Limiting attorneys' fees at BOE and FTB

By CMTA Staff

Capitol Update, March 22, 2013 Share this on FacebookTweet thisEmail this to a friend

A proposed budget trailer bill would limit the award of attorneys’ fees when certain suits are brought before the Board of Equalization (BOE) and the Franchise Tax Board (FTB). The proposal was heard this week in both the Assembly and Senate Budget Subcommittees. It was rejected with a unanimous vote in the Assembly. The Senate subcommittee decided to leave the item open and make no decision at this time. 

CMTA testified in opposition.

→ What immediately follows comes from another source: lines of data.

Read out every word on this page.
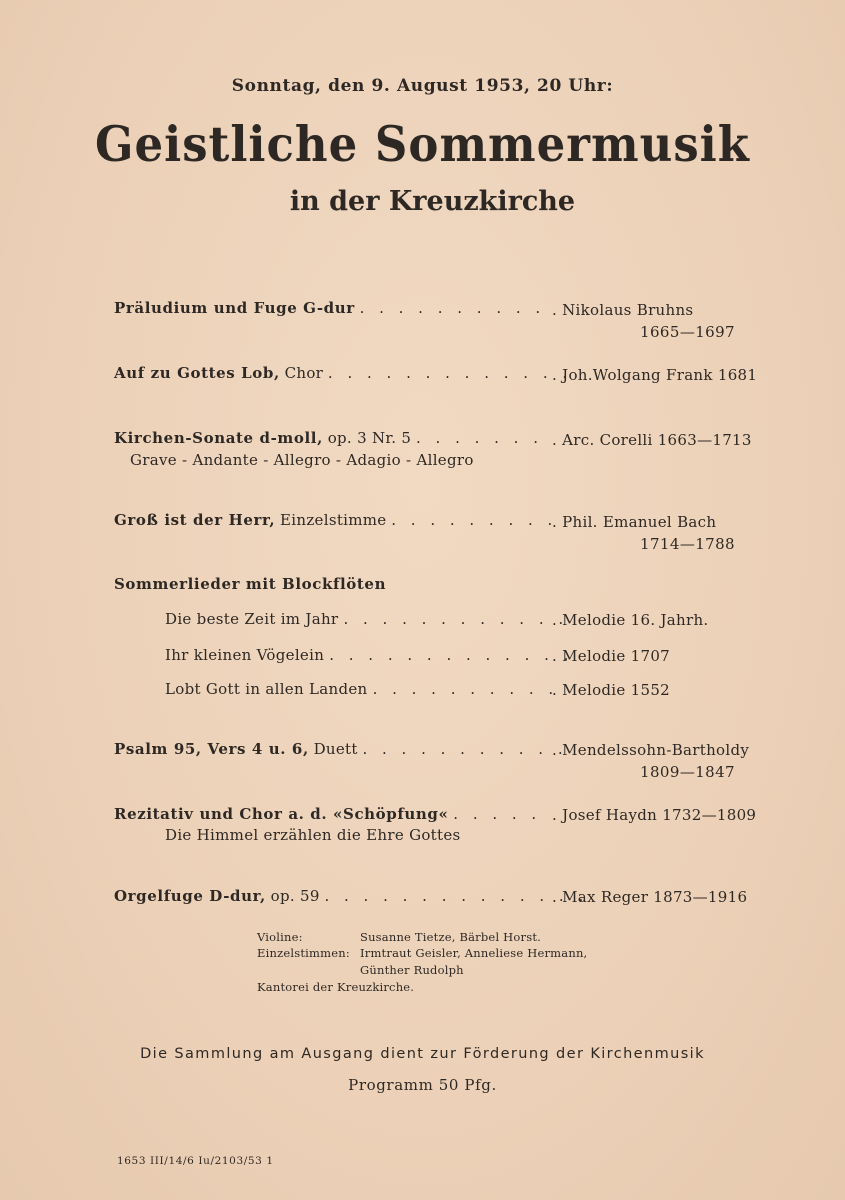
Sonntag, den 9. August 1953, 20 Uhr:
Geistliche Sommermusik
in der Kreuzkirche
Präludium und Fuge G-dur . . . . . . . . . . . Nikolaus Bruhns
1665—1697
Auf zu Gottes Lob, Chor . . . . . . . . . . . . .
. Joh.Wolgang Frank 1681
Kirchen-Sonate d-moll, op. 3 Nr. 5 . . . . . . . . Arc. Corelli 1663—1713
Grave - Andante - Allegro - Adagio - Allegro
Groß ist der Herr, Einzelstimme . . . . . . . . .
. Phil. Emanuel Bach
1714—1788
Sommerlieder mit Blockflöten
Die beste Zeit im Jahr . . . . . . . . . . . .
. Melodie 16. Jahrh.
Ihr kleinen Vögelein . . . . . . . . . . . . .
. Melodie 1707
Lobt Gott in allen Landen . . . . . . . . . .
. Melodie 1552
Psalm 95, Vers 4 u. 6, Duett . . . . . . . . . . .
. Mendelssohn-Bartholdy
1809—1847
Rezitativ und Chor a. d. «Schöpfung« . . . . . . Josef Haydn 1732—1809
Die Himmel erzählen die Ehre Gottes
Orgelfuge D-dur, op. 59 . . . . . . . . . . . . . .
. Max Reger 1873—1916
Violine:	Susanne Tietze, Bärbel Horst.
Einzelstimmen: Irmtraut Geisler, Anneliese Hermann,
Günther Rudolph
Kantorei der Kreuzkirche.
Die Sammlung am Ausgang dient zur Förderung der Kirchenmusik
Programm 50 Pfg.
1653 III/14/6 Iu/2103/53 1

We believe that significant policy changes should be considered in legislative committees, not through the budget change process. 

This proposal would have serious negative impacts on California taxpayers. The Code of Civil Procedure section 1021.5 awards reasonable attorney’s fees to the prevailing party when the litigation pursued “has resulted in the enforcement of an important right affecting the public interest . . .” The proposal would effectively preclude such a prevailing party from obtaining their reasonable litigation costs. 

To recover such fees the prevailing party would have to prove that the FTB or BOE was not “substantially justified” in their position.  Since the California Constitution requires all state agencies, including the BOE and FTB, to enforce a statute until an appellate court determines the statute is unconstitutional, it is unlikely that a court would ever determine that the BOE or FTB was not “substantially justified” in their position. Accordingly, despite being successful and proving the invalidity of a tax statute, a taxpayer would not be able to recover their litigation costs. 

Finally, even if a taxpayer could prove the BOE or FTB lacked substantial justification in their position, this proposal imposes an attorney's fee cap of $160 per hour, a rate that is significantly lower than the rates most tax practitioners charge for litigation. This would likely harm the most vulnerable business owners from obtaining relief from invalid taxes or defending themselves against the BOE/FTB.